# Importing libraries

In [None]:
import numpy as np
import pandas as pd
import os
import six.moves.urllib as urllib
import sys
import tarfile
import tensorflow as tf
import glob
import xml.etree.ElementTree as ET

# Getting the tensorflow custom api 


In [None]:
!git clone --q https://github.com/tensorflow/models.git

In [None]:
%cd /content/models/research

In [None]:
!protoc object_detection/protos/*.proto --python_out=.

In [None]:
# Install TensorFlow Object Detection API.
!cp object_detection/packages/tf2/setup.py .
!python -m pip install .

In [None]:
#testing the model 
!python object_detection/builders/model_builder_tf2_test.py

As we can see that our model is working good here

#Data processing

In [None]:
#lets unzip our files 
#first navigate to the folder in which our data is there 
%cd /content/drive/MyDrive/datasets/customtf2

In [None]:
#now unzip the data containing the annotations and images 
!unzip /content/drive/MyDrive/datasets/customtf2/HardHat_Dataset.zip -d .
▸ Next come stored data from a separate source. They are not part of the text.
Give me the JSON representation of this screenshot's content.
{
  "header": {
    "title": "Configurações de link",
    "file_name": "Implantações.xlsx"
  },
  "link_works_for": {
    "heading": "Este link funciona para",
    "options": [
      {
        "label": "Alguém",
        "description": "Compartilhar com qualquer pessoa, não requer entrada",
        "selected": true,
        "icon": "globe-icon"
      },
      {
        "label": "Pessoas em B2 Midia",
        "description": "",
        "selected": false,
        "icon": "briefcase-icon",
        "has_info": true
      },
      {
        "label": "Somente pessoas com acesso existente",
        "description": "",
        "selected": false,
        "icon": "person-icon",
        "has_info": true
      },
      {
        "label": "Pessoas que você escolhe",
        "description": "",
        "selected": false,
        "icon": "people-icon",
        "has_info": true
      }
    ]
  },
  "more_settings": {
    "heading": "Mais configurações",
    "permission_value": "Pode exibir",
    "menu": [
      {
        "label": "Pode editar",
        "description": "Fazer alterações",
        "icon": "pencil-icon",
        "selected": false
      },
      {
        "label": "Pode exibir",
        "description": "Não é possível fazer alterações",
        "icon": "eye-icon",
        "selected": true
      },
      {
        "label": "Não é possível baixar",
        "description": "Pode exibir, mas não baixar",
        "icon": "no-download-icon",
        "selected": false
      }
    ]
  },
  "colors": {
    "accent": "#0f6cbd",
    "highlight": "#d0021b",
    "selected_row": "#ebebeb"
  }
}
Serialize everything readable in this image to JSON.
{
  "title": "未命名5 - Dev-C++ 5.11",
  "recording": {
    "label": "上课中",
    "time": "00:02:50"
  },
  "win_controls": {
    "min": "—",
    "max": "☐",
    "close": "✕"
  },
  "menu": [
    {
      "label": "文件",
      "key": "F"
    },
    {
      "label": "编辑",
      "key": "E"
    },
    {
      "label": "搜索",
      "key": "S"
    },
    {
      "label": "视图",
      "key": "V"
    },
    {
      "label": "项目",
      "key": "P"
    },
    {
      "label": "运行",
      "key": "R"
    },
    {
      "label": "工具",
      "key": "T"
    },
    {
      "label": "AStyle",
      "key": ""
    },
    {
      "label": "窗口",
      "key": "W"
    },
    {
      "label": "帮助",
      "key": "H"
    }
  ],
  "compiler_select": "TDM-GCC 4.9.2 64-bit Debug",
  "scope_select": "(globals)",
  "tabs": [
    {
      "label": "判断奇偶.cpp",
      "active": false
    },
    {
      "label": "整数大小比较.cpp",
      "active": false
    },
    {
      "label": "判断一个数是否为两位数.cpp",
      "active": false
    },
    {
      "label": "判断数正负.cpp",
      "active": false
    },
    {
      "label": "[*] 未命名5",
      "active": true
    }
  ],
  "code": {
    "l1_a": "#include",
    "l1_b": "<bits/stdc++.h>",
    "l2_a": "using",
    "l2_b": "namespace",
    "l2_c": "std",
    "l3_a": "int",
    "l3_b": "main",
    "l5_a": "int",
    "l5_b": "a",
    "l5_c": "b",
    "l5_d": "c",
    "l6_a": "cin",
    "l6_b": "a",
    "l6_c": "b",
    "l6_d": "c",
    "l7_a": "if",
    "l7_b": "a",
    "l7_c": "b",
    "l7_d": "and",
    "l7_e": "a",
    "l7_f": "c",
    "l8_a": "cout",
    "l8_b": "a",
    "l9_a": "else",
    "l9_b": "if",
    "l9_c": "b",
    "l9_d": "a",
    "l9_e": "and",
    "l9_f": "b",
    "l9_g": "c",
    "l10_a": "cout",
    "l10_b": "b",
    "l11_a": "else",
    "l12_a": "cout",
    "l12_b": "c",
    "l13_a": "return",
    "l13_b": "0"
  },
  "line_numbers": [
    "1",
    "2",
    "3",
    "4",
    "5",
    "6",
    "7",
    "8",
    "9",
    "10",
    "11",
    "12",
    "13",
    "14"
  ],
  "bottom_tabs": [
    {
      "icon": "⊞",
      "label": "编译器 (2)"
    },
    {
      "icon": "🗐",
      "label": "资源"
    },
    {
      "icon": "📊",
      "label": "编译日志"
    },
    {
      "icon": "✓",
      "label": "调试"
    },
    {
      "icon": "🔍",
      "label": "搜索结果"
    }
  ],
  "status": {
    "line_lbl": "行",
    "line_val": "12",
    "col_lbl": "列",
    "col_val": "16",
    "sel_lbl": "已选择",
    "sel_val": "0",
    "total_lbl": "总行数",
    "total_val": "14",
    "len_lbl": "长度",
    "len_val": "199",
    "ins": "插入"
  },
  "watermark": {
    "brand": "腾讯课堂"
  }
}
# Dividing into train and test data 
The labels need to be formed into 80 and 20 percent of train and test respectively 

In [None]:
#creating two directories  for training and testing data
!mkdir test_labels train_labels

#we have 4750 total number of annoatations so taking 20%= 950 in test and 3800 into train data
!ls annotations/* | sort -R | head -950 | xargs -I{} mv {} test_labels/


# Moving the remaining ( 3800 labels ) to the training dir: `train_labels`
!ls annotations/* | xargs -I{} mv {} train_labels/

# Creating the CSV files of annotations and a “label_map.pbtxt” file

In [None]:
#given in the tensorflow custom detection repository
def xml_to_csv(path):
  classes_names = []
  xml_list = []

  for xml_file in glob.glob(path + '/*.xml'):
    tree = ET.parse(xml_file)
    root = tree.getroot()
    for member in root.findall('object'):
      value = (root.find('filename').text,
                  int(root.find('size').find('width').text),
                  int(root.find('size').find('height').text),
                  member[0].text,
                  int(member.find("bndbox").find('xmin').text),
                  int(member.find("bndbox").find('ymin').text),
                  int(member.find("bndbox").find('xmax').text),
                  int(member.find("bndbox").find('ymax').text)
                  )
      xml_list.append(value)
  column_name = ['filename', 'width', 'height', 'class', 'xmin', 'ymin', 'xmax', 'ymax']
  xml_df = pd.DataFrame(xml_list, columns=column_name) 
  classes_names = list(set(classes_names))
  classes_names.sort()
  return xml_df, classes_names

In [None]:
#running the above function on all the train and test labels 
for label_path in ['train_labels', 'test_labels']:
  image_path = os.path.join(os.getcwd(), label_path)
  xml_df, classes = xml_to_csv(label_path)
  xml_df.to_csv(f'{label_path}.csv', index=None)
  print(f'Successfully converted {label_path} xml to csv.')

In [None]:
#creating the file label_map.pbtxt
label_map_path = os.path.join("label_map.pbtxt")
pbtxt_content = ""

In [None]:
#adding the class name in the pbtxt file
for i, class_name in enumerate(classes):
    pbtxt_content = (
        pbtxt_content
        + "item {{\n    id: {0}\n    name: '{1}'\n}}\n\n".format(i + 1, class_name)
    )

In [None]:
#writing the content in pbtxt file
pbtxt_content = pbtxt_content.strip()
with open(label_map_path, "w") as f:
    f.write(pbtxt_content)
    print('Successfully created label_map.pbtxt ')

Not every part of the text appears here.